Astrothelium variabile

Scientific classification
- Kingdom: Fungi
- Division: Ascomycota
- Class: Dothideomycetes
- Order: Trypetheliales
- Family: Trypetheliaceae
- Genus: Astrothelium
- Species: A. variabile
- Binomial name: Astrothelium variabile Flakus & Aptroot (2016)

= Astrothelium variabile =

- Authority: Flakus & Aptroot (2016)

Species of lichen

Astrothelium variabile is a species of corticolous (bark-dwelling) lichen in the family Trypetheliaceae. Found in Bolivia, it was formally described as a new species in 2016 by the lichenologists Adam Flakus and André Aptroot. The type specimen was collected near the biological station in the Beni Biological Station Biosphere Reserve (Yacuma Province, Beni Department) at an altitude of 175 m; there, in a lowland Amazon forest, it was found growing on bark in Beni savanna.
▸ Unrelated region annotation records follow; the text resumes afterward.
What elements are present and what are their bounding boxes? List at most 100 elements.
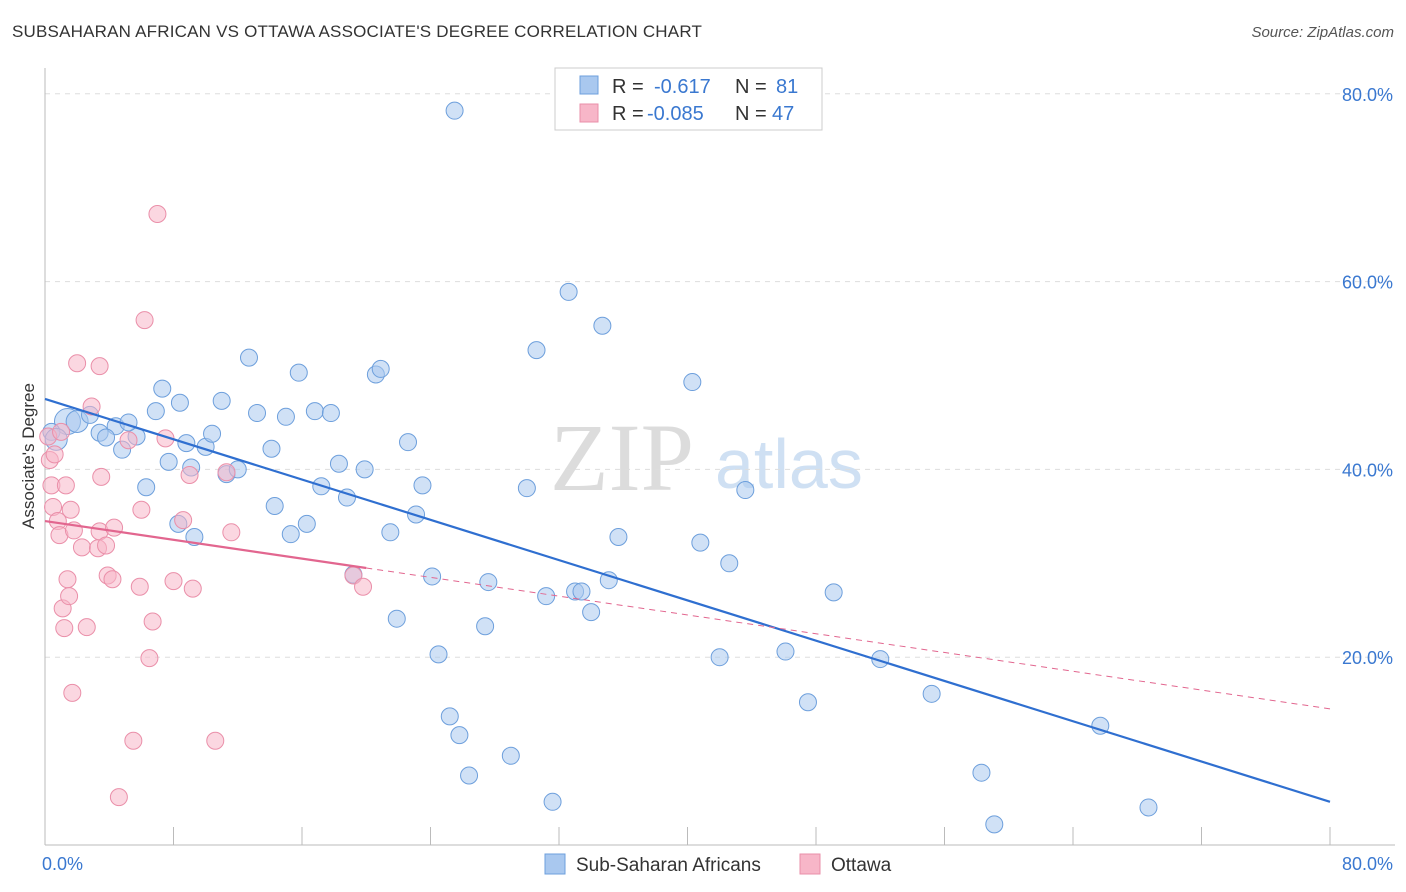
data-point-sub-saharan <box>450 726 469 745</box>
data-point-sub-saharan <box>265 497 284 516</box>
data-point-ottawa <box>77 618 96 637</box>
data-point-ottawa <box>72 538 91 557</box>
y-axis-label: Associate's Degree <box>19 383 38 529</box>
data-point-sub-saharan <box>170 393 189 412</box>
data-point-sub-saharan <box>371 359 390 378</box>
data-point-sub-saharan <box>239 348 258 367</box>
data-point-sub-saharan <box>720 554 739 573</box>
data-point-ottawa <box>148 204 167 223</box>
data-point-sub-saharan <box>572 582 591 601</box>
trendline-ottawa-2 <box>366 567 1331 710</box>
data-point-sub-saharan <box>159 452 178 471</box>
data-point-ottawa <box>109 788 128 807</box>
data-point-ottawa <box>135 311 154 330</box>
data-point-ottawa <box>140 649 159 668</box>
data-point-sub-saharan <box>582 603 601 622</box>
data-point-sub-saharan <box>593 316 612 335</box>
data-point-sub-saharan <box>203 424 222 443</box>
data-point-sub-saharan <box>212 391 231 410</box>
data-point-sub-saharan <box>985 815 1004 834</box>
data-point-sub-saharan <box>137 478 156 497</box>
data-point-ottawa <box>206 731 225 750</box>
trendline-ottawa-1 <box>44 519 367 570</box>
data-point-sub-saharan <box>691 533 710 552</box>
data-point-ottawa <box>132 500 151 519</box>
data-point-sub-saharan <box>399 433 418 452</box>
data-point-sub-saharan <box>559 282 578 301</box>
data-point-ottawa <box>68 354 87 373</box>
data-point-ottawa <box>164 572 183 591</box>
data-point-ottawa <box>222 523 241 542</box>
data-point-sub-saharan <box>476 617 495 636</box>
legend-r-value-1: -0.617 <box>654 76 711 98</box>
data-point-sub-saharan <box>381 523 400 542</box>
bottom-legend-swatch-blue <box>544 853 566 875</box>
legend-r-label-1: R = <box>612 76 644 98</box>
data-point-ottawa <box>61 500 80 519</box>
data-point-ottawa <box>105 518 124 537</box>
legend-r-label-2: R = <box>612 103 644 125</box>
watermark-zip: ZIP <box>550 404 694 511</box>
data-point-ottawa <box>217 463 236 482</box>
data-point-sub-saharan <box>537 587 556 606</box>
data-point-sub-saharan <box>517 479 536 498</box>
y-tick-label: 60.0% <box>1342 273 1393 293</box>
x-tick-label-max: 80.0% <box>1342 854 1393 874</box>
data-point-sub-saharan <box>355 460 374 479</box>
legend-swatch-pink <box>579 103 599 123</box>
data-point-ottawa <box>45 445 64 464</box>
data-point-sub-saharan <box>281 525 300 544</box>
data-point-sub-saharan <box>387 609 406 628</box>
data-point-sub-saharan <box>543 792 562 811</box>
data-point-sub-saharan <box>146 402 165 421</box>
legend-n-label-1: N = <box>735 76 767 98</box>
data-point-sub-saharan <box>97 428 116 447</box>
series-ottawa <box>39 204 373 807</box>
series-legend: Sub-Saharan Africans Ottawa <box>544 853 892 876</box>
data-point-ottawa <box>180 466 199 485</box>
data-point-sub-saharan <box>276 407 295 426</box>
data-point-ottawa <box>143 612 162 631</box>
bottom-legend-label-pink: Ottawa <box>831 855 892 876</box>
data-point-ottawa <box>52 422 71 441</box>
data-point-sub-saharan <box>321 404 340 423</box>
data-point-sub-saharan <box>776 642 795 661</box>
data-point-ottawa <box>97 536 116 555</box>
bottom-legend-swatch-pink <box>799 853 821 875</box>
data-point-ottawa <box>183 579 202 598</box>
data-point-sub-saharan <box>922 684 941 703</box>
data-point-ottawa <box>119 431 138 450</box>
data-point-ottawa <box>82 397 101 416</box>
tick-labels: 20.0% 40.0% 60.0% 80.0% 0.0% 80.0% <box>42 85 1393 874</box>
data-point-ottawa <box>63 683 82 702</box>
grid-lines <box>45 93 1395 658</box>
data-point-sub-saharan <box>1139 798 1158 817</box>
y-tick-label: 80.0% <box>1342 85 1393 105</box>
data-point-ottawa <box>56 476 75 495</box>
trendline-sub-saharan-0 <box>44 397 1331 803</box>
data-point-ottawa <box>103 570 122 589</box>
data-point-sub-saharan <box>429 645 448 664</box>
data-point-sub-saharan <box>413 476 432 495</box>
data-point-sub-saharan <box>440 707 459 726</box>
data-point-sub-saharan <box>289 363 308 382</box>
data-point-ottawa <box>92 467 111 486</box>
x-tick-label-min: 0.0% <box>42 854 83 874</box>
y-tick-label: 40.0% <box>1342 460 1393 480</box>
data-point-sub-saharan <box>972 763 991 782</box>
data-point-sub-saharan <box>609 528 628 546</box>
data-point-sub-saharan <box>683 373 702 392</box>
data-point-sub-saharan <box>305 402 324 421</box>
data-point-ottawa <box>354 577 373 596</box>
data-point-sub-saharan <box>248 404 267 423</box>
data-point-sub-saharan <box>262 439 281 458</box>
data-point-ottawa <box>55 619 74 638</box>
legend-n-value-2: 47 <box>772 103 794 125</box>
chart-title: SUBSAHARAN AFRICAN VS OTTAWA ASSOCIATE'S… <box>12 22 703 41</box>
data-point-ottawa <box>130 577 149 596</box>
data-point-sub-saharan <box>710 648 729 667</box>
data-point-ottawa <box>124 731 143 750</box>
correlation-legend: R = -0.617 N = 81 R = -0.085 N = 47 <box>554 67 823 131</box>
data-point-sub-saharan <box>329 454 348 473</box>
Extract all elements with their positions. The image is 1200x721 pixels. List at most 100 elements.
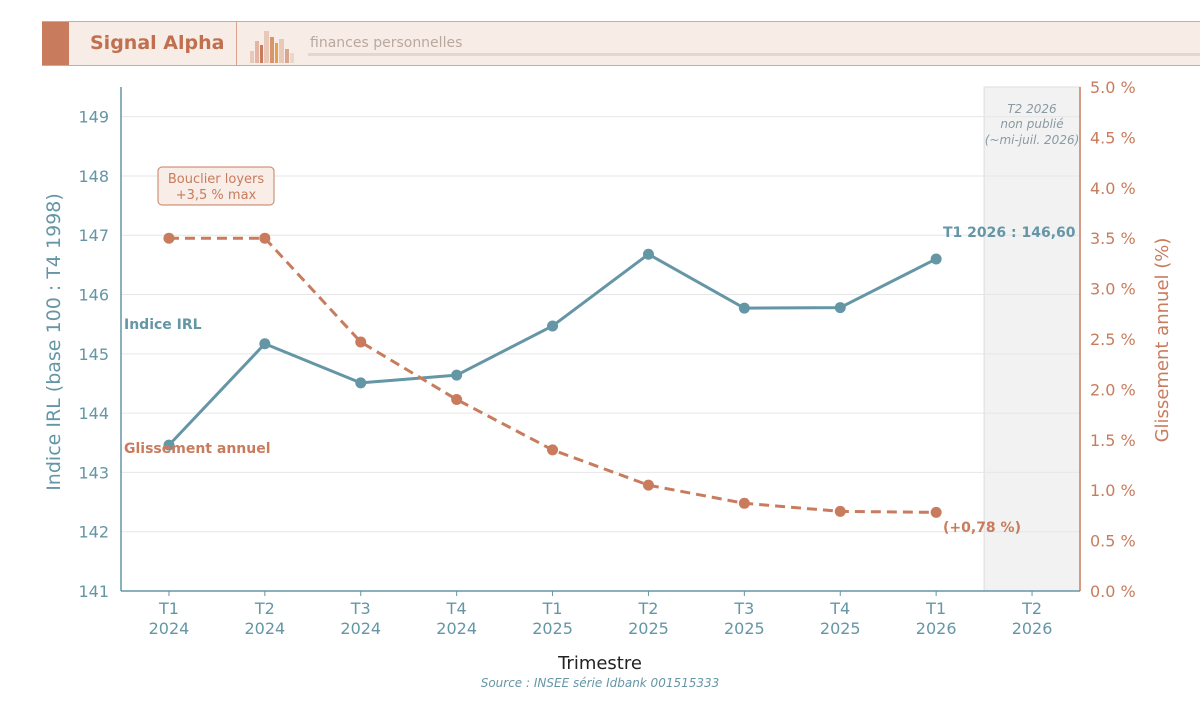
irl-point bbox=[930, 253, 942, 265]
left-axis-ticks: 141 142 143 144 145 146 147 148 149 bbox=[78, 108, 109, 601]
right-tick-label: 2.5 % bbox=[1090, 330, 1136, 349]
right-tick-label: 1.0 % bbox=[1090, 481, 1136, 500]
left-tick-label: 145 bbox=[78, 345, 109, 364]
x-tick-label: T2 2026 bbox=[1012, 599, 1053, 638]
glissement-line bbox=[168, 236, 937, 514]
x-tick-quarter: T1 bbox=[158, 599, 179, 618]
irl-point bbox=[259, 338, 271, 350]
x-tick-quarter: T4 bbox=[446, 599, 467, 618]
tagline: finances personnelles bbox=[310, 35, 463, 51]
x-tick-year: 2024 bbox=[244, 619, 285, 638]
x-tick-year: 2024 bbox=[340, 619, 381, 638]
unpublished-line3: (~mi-juil. 2026) bbox=[985, 133, 1080, 147]
axes bbox=[120, 87, 1081, 592]
gridlines bbox=[121, 116, 1080, 533]
brand-name: Signal Alpha bbox=[90, 32, 225, 54]
left-tick-label: 144 bbox=[78, 404, 109, 423]
right-tick-label: 4.5 % bbox=[1090, 128, 1136, 147]
left-tick-label: 141 bbox=[78, 582, 109, 601]
x-tick-quarter: T2 bbox=[1021, 599, 1042, 618]
glissement-point bbox=[547, 444, 559, 456]
right-tick-label: 1.5 % bbox=[1090, 431, 1136, 450]
right-tick-label: 5.0 % bbox=[1090, 78, 1136, 97]
unpublished-zone-rect bbox=[983, 86, 1081, 592]
y-axis-left-label: Indice IRL (base 100 : T4 1998) bbox=[43, 193, 65, 491]
right-tick-label: 2.0 % bbox=[1090, 380, 1136, 399]
irl-point bbox=[163, 439, 175, 451]
glissement-point bbox=[259, 232, 271, 244]
x-tick-year: 2025 bbox=[532, 619, 573, 638]
y-axis-right-label: Glissement annuel (%) bbox=[1152, 238, 1173, 443]
right-axis-ticks: 0.0 % 0.5 % 1.0 % 1.5 % 2.0 % 2.5 % 3.0 % 3.5 %… bbox=[1090, 78, 1136, 601]
x-tick-year: 2025 bbox=[724, 619, 765, 638]
city-bars-icon bbox=[250, 31, 294, 63]
x-tick-quarter: T1 bbox=[542, 599, 563, 618]
right-tick-label: 3.0 % bbox=[1090, 280, 1136, 299]
header-divider bbox=[236, 22, 237, 65]
left-tick-label: 149 bbox=[78, 108, 109, 127]
series-glissement bbox=[163, 232, 942, 518]
header-rule bbox=[308, 53, 1200, 56]
left-tick-label: 147 bbox=[78, 226, 109, 245]
x-tick-label: T3 2024 bbox=[340, 599, 381, 638]
unpublished-zone bbox=[983, 86, 1081, 592]
left-tick-label: 142 bbox=[78, 523, 109, 542]
irl-point bbox=[738, 302, 750, 314]
right-tick-label: 0.5 % bbox=[1090, 532, 1136, 551]
glissement-point bbox=[451, 393, 463, 405]
x-tick-label: T1 2024 bbox=[149, 599, 190, 638]
shield-annotation-line1: Bouclier loyers bbox=[168, 172, 265, 187]
shield-annotation-line2: +3,5 % max bbox=[176, 188, 257, 203]
x-tick-year: 2026 bbox=[1012, 619, 1053, 638]
glissement-point bbox=[738, 497, 750, 509]
last-value-label: T1 2026 : 146,60 bbox=[943, 225, 1076, 241]
x-tick-year: 2025 bbox=[820, 619, 861, 638]
x-tick-quarter: T3 bbox=[350, 599, 371, 618]
shield-annotation: Bouclier loyers +3,5 % max bbox=[157, 166, 275, 206]
irl-point bbox=[834, 302, 846, 314]
glissement-point bbox=[834, 505, 846, 517]
x-axis-label: Trimestre bbox=[557, 653, 642, 674]
irl-line bbox=[167, 252, 937, 447]
glissement-point bbox=[930, 506, 942, 518]
series-irl-label: Indice IRL bbox=[124, 317, 202, 333]
x-tick-label: T2 2025 bbox=[628, 599, 669, 638]
x-tick-quarter: T3 bbox=[733, 599, 754, 618]
right-tick-label: 4.0 % bbox=[1090, 179, 1136, 198]
glissement-point bbox=[642, 479, 654, 491]
x-tick-year: 2024 bbox=[436, 619, 477, 638]
x-tick-year: 2024 bbox=[149, 619, 190, 638]
left-tick-label: 148 bbox=[78, 167, 109, 186]
unpublished-line2: non publié bbox=[1000, 117, 1063, 131]
x-tick-quarter: T2 bbox=[637, 599, 658, 618]
x-tick-label: T3 2025 bbox=[724, 599, 765, 638]
glissement-point bbox=[163, 232, 175, 244]
x-tick-label: T1 2025 bbox=[532, 599, 573, 638]
irl-point bbox=[451, 369, 463, 381]
x-tick-label: T4 2024 bbox=[436, 599, 477, 638]
left-tick-label: 143 bbox=[78, 463, 109, 482]
unpublished-note: T2 2026 non publié (~mi-juil. 2026) bbox=[985, 102, 1080, 147]
series-irl bbox=[163, 248, 942, 451]
x-tick-label: T4 2025 bbox=[820, 599, 861, 638]
right-tick-label: 3.5 % bbox=[1090, 229, 1136, 248]
source-note: Source : INSEE série Idbank 001515333 bbox=[481, 676, 720, 690]
right-tick-label: 0.0 % bbox=[1090, 582, 1136, 601]
unpublished-line1: T2 2026 bbox=[1007, 102, 1057, 116]
left-tick-label: 146 bbox=[78, 286, 109, 305]
irl-point bbox=[547, 320, 559, 332]
x-tick-quarter: T4 bbox=[829, 599, 850, 618]
header-banner: Signal Alpha finances personnelles bbox=[42, 21, 1200, 66]
glissement-point bbox=[355, 336, 367, 348]
x-tick-label: T2 2024 bbox=[244, 599, 285, 638]
irl-point bbox=[642, 248, 654, 260]
x-tick-label: T1 2026 bbox=[916, 599, 957, 638]
brand-swatch bbox=[42, 22, 69, 65]
irl-point bbox=[355, 377, 367, 389]
x-tick-year: 2026 bbox=[916, 619, 957, 638]
x-tick-year: 2025 bbox=[628, 619, 669, 638]
series-glissement-label: Glissement annuel bbox=[124, 441, 271, 457]
last-glissement-label: (+0,78 %) bbox=[943, 520, 1021, 536]
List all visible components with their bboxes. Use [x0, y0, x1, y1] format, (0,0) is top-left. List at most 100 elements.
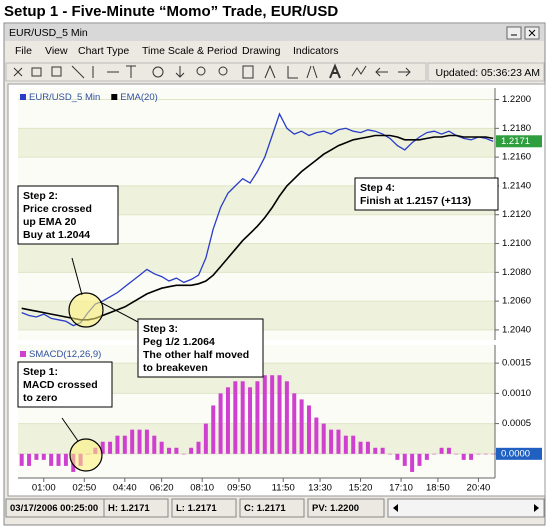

It is only known to occur in this type of habitat in Bolivia. The species epithet variabile alludes to the variable amounts of lichexanthone in different regions of the thallus. This is a lichen product that causes parts of the lichen to fluoresce when lit with a long-wavelength UV light. Astrothelium ochroleucoides is somewhat similar in external appearance, but it has smaller ascospores than A. variabile.